November 3, 1964: Patsy Mink was the first woman of color to enter the U.S. House of Representatives (Kuwana).

June 23, 1972: Patsy Mink found out the Education Amendment was getting signed and she helped make the Act that did not allow discrimination based on gender that was put into the Education Amendment Act. The act Mink made was called Title IX (“What Patsy Mink Made Possible").

June 23, 1972 : President Richard Nixson signed the Education Amendment which included Title IX the act Pasty Mink helped make (Kuwana).

April 17, 1973: There is finally a field in the Boston Marathon that is dedicated to women. This is six years after a woman named Roberta Gibb secretly entered an all men marathon, the only marathon (Kuwana).

May 20, 1974: Texas Senator John Tower tries to exempt Title IX, but it fails to pass in the House (Kuwana).

May 27, 1975 : President Gerald Ford signs a final version of Title IX (Kuwana).
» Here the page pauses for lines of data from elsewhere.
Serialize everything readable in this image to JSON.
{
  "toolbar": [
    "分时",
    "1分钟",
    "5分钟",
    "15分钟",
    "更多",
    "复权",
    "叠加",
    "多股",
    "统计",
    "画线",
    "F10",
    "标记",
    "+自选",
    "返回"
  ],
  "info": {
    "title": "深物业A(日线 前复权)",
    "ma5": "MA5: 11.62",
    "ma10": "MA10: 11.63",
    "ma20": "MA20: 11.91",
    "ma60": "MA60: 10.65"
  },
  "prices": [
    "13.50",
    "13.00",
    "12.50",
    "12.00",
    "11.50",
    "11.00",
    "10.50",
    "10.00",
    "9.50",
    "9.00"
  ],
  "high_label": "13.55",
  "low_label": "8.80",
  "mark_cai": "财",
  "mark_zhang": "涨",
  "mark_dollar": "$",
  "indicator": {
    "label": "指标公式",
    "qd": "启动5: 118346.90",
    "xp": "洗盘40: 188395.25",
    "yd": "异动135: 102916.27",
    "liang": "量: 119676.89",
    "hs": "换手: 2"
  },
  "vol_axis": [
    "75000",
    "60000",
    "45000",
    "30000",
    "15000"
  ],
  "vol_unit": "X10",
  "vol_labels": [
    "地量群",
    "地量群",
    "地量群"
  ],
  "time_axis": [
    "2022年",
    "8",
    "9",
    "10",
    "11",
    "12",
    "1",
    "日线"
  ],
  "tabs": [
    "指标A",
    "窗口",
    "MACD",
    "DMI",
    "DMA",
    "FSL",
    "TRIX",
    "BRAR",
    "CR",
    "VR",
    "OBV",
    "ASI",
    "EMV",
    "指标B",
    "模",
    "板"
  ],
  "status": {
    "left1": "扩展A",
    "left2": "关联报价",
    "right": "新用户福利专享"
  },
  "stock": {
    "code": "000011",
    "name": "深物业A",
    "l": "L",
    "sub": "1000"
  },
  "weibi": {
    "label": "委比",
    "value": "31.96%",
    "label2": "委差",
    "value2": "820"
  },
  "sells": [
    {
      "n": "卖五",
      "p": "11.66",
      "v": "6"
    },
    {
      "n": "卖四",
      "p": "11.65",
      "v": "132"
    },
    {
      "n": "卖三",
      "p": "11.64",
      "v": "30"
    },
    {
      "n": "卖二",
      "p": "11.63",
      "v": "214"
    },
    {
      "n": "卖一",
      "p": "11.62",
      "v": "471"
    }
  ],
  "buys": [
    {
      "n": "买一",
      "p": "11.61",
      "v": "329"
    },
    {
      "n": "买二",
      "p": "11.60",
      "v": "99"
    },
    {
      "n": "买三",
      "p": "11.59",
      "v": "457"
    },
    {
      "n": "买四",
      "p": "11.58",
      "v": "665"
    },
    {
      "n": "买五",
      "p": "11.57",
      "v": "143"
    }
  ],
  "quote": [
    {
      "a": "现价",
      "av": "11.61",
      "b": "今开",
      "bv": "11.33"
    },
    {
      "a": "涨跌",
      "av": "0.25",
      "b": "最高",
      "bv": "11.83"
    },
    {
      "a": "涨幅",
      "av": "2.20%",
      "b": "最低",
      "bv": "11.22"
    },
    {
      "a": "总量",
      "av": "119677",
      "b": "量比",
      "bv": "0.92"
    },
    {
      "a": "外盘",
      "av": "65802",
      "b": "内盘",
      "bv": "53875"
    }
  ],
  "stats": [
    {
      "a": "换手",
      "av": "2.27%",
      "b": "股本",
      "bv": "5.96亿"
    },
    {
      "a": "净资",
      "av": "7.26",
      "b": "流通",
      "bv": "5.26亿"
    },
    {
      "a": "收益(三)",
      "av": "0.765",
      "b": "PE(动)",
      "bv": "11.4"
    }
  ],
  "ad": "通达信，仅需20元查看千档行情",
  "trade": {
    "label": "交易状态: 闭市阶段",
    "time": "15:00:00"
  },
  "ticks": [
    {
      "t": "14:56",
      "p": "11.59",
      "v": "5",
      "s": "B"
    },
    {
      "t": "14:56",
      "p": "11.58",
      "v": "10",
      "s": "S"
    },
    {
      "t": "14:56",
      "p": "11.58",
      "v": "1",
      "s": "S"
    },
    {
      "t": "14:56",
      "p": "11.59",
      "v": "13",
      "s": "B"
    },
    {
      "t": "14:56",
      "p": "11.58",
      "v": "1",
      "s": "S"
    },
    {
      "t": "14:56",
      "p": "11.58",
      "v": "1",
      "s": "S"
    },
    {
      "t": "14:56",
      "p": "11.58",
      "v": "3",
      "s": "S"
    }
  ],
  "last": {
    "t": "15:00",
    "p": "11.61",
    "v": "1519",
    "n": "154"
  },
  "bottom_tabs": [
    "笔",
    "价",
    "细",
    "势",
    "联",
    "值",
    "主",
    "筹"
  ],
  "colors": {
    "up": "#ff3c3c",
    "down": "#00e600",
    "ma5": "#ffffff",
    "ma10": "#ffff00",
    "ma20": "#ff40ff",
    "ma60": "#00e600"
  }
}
July 21, 1975 : Schools and Athletic places were given three years to comply with the rules of Title IX until it is mandated (Kuwana).
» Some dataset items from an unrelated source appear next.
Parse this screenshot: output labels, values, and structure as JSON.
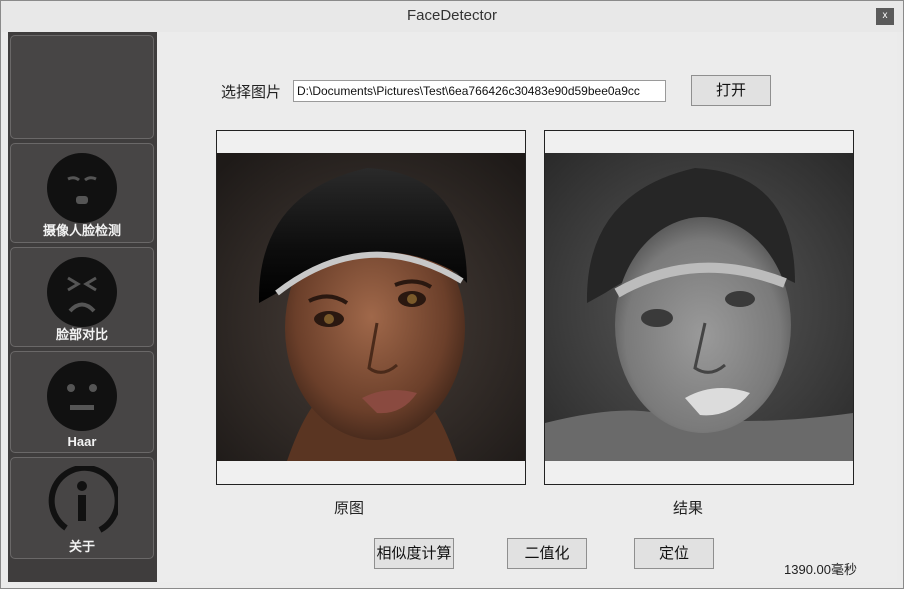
{
  "window": {
    "title": "FaceDetector",
    "close": "x"
  },
  "sidebar": {
    "items": [
      {
        "label": ""
      },
      {
        "label": "摄像人脸检测"
      },
      {
        "label": "脸部对比"
      },
      {
        "label": "Haar"
      },
      {
        "label": "关于"
      }
    ]
  },
  "main": {
    "select_label": "选择图片",
    "path_value": "D:\\Documents\\Pictures\\Test\\6ea766426c30483e90d59bee0a9cc",
    "open_button": "打开",
    "original_caption": "原图",
    "result_caption": "结果",
    "similarity_button": "相似度计算",
    "binarize_button": "二值化",
    "locate_button": "定位",
    "timing": "1390.00毫秒"
  }
}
September 1976 : A woman named Ann Meyers was the first women to receive a four year athletic scholarship when she enrolled into UCLA to play basketball (Kuwana).

January 12, 1981 : "The NCAA passes legislation to create women's Division 1 national championships". Within the next year multiple other sports followed their lead (Kuwana).
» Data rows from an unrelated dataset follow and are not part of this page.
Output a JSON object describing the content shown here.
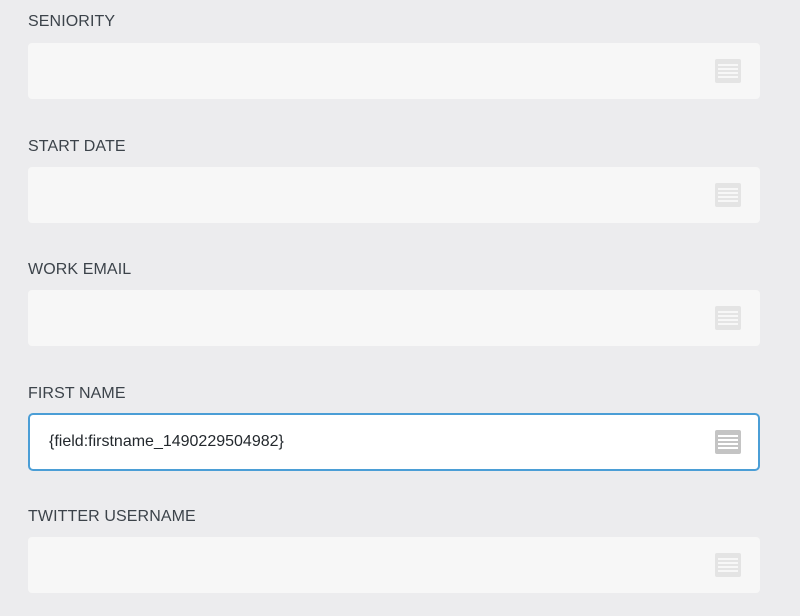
{
  "fields": [
    {
      "label": "SENIORITY",
      "value": "",
      "icon": "merge-tags-icon"
    },
    {
      "label": "START DATE",
      "value": "",
      "icon": "merge-tags-icon"
    },
    {
      "label": "WORK EMAIL",
      "value": "",
      "icon": "merge-tags-icon"
    },
    {
      "label": "FIRST NAME",
      "value": "{field:firstname_1490229504982}",
      "icon": "merge-tags-icon"
    },
    {
      "label": "TWITTER USERNAME",
      "value": "",
      "icon": "merge-tags-icon"
    }
  ],
  "colors": {
    "background": "#ececee",
    "input_background": "#f7f7f7",
    "focus_border": "#4b9ed6",
    "label_text": "#3c434a"
  }
}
March 11, 1992: "The first gender equality study is done by the NCAA finds significant discrepancies in participation rates, funding and salary for men and women within athletic programs" (Kuwana).

October 20, 1994:  An Equity in Athletics Disclosure Act, sponsored by Sen. Carol Moseley Braun and Rep. Cardiss Collins, was passed. It requires schools to create yearly reports on gender equity within their athletics (Kuwana). 

August 3, 2011: Three women wrestlers who were removed from the team at UC Davis said that the university discriminated against them because of gender by forcing them to try out against the men. A federal court agrees that they were discriminated against and awarded them $1.3 million but said they were not discriminated against on purpose (Kuwana).